Before the mid-1970s, evolution (or “The Tree of Life”) was simple: everything was divided up into “animals, plants, and bacteria.” Or, “eukaryotes” (having paired chromosomes inside a nucleus with a membrane to separate it from cytoplasm) and “prokaryotes” (having single unpaired chromosomes and no nuclear membrane). Then, biologist Carl Woese’s discovery of Archaebacteria (distinct from Eubacteria — although both have single unpaired chromosomes and no nuclear membrane) in 1977 led scientists to propose that the Tree of Life diverged long ago into three main trunks, or “domains” — one trunk gave rise to modern bacteria (eubacteria), 2nd archaebacteria, and 3rd eukaryotes. Debates soon erupted, however, over the structure of these trunks. A popular ‘three-domain’ model postulated that archaea and eukaryotes diverged from a common ancestor. But a two-domain model suggested that eukaryotes diverged directly from a subgroup of archaea [see attached editorial].
One more recent proposal (for the two-domain tree), using deep-sequencing of DNA, suggests that modern eukaryotes belong to the same archaeal group. If that is the case, then essentially all complex life — everything from green algae to humans — originally arose from archaea. But many evolutionary scientists remain unconvinced. What’s at stake is a deeper understanding of the Biological Leap that produced eukaryotes. Many on both sides agree that the origin of eukaryotes probably involved a step known as endosymbiosis (i.e. one symbiotic organism living inside, and being dependent on, the other). This theory holds that a simple host cell (living perhaps 2.8 to 2.2 billion years ago), somehow swallowed a bacterium, and the two struck up a mutually beneficial relationship. These “captive bacteria” eventually evolved into
mitochondria — the cellular substructures that produce energy — and the hybrid cells became what are now known as eukaryotes.
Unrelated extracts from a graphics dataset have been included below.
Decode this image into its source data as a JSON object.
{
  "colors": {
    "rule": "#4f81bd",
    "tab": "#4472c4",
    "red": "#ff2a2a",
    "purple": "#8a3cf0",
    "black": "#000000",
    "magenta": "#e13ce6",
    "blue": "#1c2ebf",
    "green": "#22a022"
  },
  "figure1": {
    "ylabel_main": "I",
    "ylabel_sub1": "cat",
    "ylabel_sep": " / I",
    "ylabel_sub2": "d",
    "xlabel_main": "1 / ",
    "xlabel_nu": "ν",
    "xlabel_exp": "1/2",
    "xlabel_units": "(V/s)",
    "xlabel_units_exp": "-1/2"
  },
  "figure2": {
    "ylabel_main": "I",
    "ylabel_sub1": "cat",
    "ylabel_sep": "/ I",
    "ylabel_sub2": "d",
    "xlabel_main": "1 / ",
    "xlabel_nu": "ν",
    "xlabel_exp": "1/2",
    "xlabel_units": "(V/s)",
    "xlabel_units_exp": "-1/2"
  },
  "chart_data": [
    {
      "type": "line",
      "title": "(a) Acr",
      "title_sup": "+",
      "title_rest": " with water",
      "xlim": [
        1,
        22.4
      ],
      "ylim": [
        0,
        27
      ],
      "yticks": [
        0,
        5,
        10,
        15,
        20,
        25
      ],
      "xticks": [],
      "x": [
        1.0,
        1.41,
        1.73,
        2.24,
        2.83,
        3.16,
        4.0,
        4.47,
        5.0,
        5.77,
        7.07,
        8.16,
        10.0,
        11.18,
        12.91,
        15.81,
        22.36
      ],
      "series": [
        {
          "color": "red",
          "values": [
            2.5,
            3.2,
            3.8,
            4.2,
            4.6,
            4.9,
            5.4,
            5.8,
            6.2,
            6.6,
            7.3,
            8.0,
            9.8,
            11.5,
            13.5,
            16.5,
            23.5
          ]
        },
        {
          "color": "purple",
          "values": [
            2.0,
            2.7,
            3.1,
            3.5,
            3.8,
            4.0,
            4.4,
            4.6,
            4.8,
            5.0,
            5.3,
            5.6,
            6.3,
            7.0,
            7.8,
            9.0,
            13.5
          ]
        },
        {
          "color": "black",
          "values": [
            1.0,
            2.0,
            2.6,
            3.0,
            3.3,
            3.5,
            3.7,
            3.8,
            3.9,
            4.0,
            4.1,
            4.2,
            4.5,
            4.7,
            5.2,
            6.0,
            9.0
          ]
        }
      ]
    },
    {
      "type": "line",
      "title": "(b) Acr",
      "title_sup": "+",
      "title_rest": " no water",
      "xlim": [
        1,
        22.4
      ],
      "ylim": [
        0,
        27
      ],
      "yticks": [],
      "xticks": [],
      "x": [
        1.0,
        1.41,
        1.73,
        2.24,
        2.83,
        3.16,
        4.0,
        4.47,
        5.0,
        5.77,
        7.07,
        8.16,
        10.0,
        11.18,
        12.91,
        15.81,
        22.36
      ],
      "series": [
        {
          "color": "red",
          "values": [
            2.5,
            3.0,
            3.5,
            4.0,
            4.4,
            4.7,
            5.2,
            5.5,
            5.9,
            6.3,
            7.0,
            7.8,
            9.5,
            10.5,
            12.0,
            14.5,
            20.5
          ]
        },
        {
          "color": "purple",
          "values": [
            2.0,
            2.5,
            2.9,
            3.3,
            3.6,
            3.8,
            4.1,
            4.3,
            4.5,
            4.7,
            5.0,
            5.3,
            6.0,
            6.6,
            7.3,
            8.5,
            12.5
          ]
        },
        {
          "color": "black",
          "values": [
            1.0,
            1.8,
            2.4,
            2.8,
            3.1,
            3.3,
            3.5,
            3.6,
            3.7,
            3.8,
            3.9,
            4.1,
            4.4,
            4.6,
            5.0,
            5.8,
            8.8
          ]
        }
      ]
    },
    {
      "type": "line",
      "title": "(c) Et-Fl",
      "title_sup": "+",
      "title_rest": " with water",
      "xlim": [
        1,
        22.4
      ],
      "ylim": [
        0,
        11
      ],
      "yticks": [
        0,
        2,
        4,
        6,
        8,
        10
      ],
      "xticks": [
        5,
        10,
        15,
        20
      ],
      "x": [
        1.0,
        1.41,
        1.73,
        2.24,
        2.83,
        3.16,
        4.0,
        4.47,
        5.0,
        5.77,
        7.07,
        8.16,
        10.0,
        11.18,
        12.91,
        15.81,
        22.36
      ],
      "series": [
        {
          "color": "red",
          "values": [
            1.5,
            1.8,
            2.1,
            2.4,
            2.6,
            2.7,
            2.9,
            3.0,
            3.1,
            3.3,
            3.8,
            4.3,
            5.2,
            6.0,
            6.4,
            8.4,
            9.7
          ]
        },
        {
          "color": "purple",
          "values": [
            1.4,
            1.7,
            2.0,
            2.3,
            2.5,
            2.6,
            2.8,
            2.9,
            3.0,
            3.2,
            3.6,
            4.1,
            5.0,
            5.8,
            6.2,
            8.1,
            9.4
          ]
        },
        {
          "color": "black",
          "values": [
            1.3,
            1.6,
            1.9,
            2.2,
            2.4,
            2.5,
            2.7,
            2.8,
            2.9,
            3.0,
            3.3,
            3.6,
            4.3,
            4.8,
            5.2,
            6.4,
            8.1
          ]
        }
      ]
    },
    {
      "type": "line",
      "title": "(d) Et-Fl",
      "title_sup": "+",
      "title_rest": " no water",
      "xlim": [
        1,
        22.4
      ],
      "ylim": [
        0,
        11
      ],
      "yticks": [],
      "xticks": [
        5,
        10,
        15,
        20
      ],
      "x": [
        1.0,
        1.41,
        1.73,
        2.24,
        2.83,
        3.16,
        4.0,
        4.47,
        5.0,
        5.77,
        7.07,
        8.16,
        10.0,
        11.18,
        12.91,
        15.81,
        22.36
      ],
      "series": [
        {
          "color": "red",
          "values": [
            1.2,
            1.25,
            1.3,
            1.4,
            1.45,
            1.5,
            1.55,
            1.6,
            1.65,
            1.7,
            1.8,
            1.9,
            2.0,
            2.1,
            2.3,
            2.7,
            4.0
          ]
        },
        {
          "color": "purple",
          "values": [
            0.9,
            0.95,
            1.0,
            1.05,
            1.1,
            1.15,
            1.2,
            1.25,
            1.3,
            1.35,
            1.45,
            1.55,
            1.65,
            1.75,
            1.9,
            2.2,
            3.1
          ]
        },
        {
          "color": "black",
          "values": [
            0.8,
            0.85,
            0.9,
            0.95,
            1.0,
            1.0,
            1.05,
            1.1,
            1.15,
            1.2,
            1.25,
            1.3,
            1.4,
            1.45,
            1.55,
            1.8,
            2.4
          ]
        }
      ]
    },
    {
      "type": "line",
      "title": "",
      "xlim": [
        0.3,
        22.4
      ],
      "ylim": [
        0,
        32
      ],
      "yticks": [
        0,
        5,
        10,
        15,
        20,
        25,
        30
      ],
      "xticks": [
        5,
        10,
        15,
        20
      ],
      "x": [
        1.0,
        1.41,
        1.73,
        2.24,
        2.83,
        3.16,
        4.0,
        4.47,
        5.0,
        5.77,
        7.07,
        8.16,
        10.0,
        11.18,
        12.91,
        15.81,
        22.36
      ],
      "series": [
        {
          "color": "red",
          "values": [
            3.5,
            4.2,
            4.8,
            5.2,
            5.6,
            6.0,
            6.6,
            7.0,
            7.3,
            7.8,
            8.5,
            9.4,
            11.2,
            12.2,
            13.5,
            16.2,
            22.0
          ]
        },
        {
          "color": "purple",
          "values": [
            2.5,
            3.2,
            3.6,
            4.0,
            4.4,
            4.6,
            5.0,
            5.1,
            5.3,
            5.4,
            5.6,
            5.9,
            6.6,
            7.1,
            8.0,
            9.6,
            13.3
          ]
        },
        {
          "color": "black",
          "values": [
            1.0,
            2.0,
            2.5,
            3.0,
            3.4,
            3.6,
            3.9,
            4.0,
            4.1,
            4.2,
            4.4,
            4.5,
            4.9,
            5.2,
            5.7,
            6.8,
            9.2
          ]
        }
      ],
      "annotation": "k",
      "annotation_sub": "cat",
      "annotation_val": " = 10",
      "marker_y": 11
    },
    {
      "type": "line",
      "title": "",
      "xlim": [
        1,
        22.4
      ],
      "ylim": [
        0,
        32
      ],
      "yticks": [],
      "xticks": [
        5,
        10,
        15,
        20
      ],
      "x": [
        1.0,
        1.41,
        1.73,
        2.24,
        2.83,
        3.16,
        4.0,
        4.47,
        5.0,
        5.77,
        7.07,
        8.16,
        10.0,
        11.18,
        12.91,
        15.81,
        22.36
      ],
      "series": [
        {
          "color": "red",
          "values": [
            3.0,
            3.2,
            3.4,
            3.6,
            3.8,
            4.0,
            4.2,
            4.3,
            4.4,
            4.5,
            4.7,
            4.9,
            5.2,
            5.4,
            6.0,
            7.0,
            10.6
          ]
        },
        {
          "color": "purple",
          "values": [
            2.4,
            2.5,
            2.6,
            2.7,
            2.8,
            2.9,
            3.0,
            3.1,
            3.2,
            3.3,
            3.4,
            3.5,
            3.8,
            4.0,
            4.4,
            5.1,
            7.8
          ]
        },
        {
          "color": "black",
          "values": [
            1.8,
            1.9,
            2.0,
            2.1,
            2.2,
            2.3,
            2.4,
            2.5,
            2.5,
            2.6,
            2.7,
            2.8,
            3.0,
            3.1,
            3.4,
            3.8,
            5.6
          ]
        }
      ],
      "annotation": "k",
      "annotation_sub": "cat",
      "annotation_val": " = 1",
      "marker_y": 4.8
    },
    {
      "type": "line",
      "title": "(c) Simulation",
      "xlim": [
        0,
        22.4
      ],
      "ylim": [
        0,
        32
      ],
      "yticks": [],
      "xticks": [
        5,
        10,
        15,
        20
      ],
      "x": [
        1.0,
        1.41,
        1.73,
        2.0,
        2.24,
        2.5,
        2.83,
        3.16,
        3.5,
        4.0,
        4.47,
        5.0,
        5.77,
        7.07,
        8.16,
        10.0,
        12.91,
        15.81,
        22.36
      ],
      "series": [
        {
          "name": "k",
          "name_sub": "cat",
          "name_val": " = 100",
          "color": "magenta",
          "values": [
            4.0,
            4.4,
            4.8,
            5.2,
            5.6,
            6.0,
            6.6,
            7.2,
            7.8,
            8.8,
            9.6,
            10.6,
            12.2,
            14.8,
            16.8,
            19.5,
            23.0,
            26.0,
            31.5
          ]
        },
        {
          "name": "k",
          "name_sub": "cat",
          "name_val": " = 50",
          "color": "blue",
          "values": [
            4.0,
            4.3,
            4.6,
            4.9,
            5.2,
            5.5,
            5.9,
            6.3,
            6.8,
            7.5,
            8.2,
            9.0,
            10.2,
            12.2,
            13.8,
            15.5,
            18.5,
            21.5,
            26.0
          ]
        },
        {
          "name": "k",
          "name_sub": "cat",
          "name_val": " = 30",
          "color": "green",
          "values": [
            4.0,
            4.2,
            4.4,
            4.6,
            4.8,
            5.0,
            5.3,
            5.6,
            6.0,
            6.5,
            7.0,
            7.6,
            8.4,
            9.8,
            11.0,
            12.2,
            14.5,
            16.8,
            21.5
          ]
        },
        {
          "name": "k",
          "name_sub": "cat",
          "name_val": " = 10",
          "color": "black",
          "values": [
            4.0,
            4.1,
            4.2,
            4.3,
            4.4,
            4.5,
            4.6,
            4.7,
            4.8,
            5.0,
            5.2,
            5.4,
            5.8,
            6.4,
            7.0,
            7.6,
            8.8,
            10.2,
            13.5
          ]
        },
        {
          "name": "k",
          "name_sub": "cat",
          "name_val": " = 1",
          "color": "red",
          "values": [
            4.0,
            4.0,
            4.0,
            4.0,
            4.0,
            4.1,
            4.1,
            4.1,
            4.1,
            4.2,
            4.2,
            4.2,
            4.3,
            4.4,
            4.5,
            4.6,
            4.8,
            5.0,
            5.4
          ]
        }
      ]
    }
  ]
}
But what was the nature of the “engulfing cell?” One camp says the engulfer was an ancestral microbe, now extinct, a “proto-eukaryote” — “neither a modern archaeon nor a modern eukaryote.” In this model, there were several major splits in early evolution: first, billions of years
ago, when primeval organisms gave rise to both bacteria and an extinct group of microbes; then this latter group diverged into archaea and the group that became eukaryotes. In the other camp, the two-domain world, a primeval organism gave rise to bacteria and archaea; and the organism that eventually swallowed the bacterium was an archaeon. This model would make all eukaryotes an “advanced ancestor” of the archaebacteria [the second, lower, model illustrated in the diagram].
Today, researchers are turning to other lines of evidence that might support a two-domain tree. Eubacteria and eukaryotes have cell membranes consisting of one set of lipids, whereas archaeal membranes contain a different set of lipids (this would imply more relatedness between eubacteria and eukaryotes, with archaea being a separate entity), and it was believed that “the two sets of lipids could not mix together.” However, researchers have now succeeded in engineering bacteria having cell membranes that contain both archaeal and bacterial lipids. Scientists have also found bacteria in the Black Sea that have genes for making both types of lipids — implying that microbes could have had such mixed membranes during the transition from archaea to eukaryotes. The two possible Trees of Life with differing domains are illustrated in a diagram on page 324 of the attached editorial.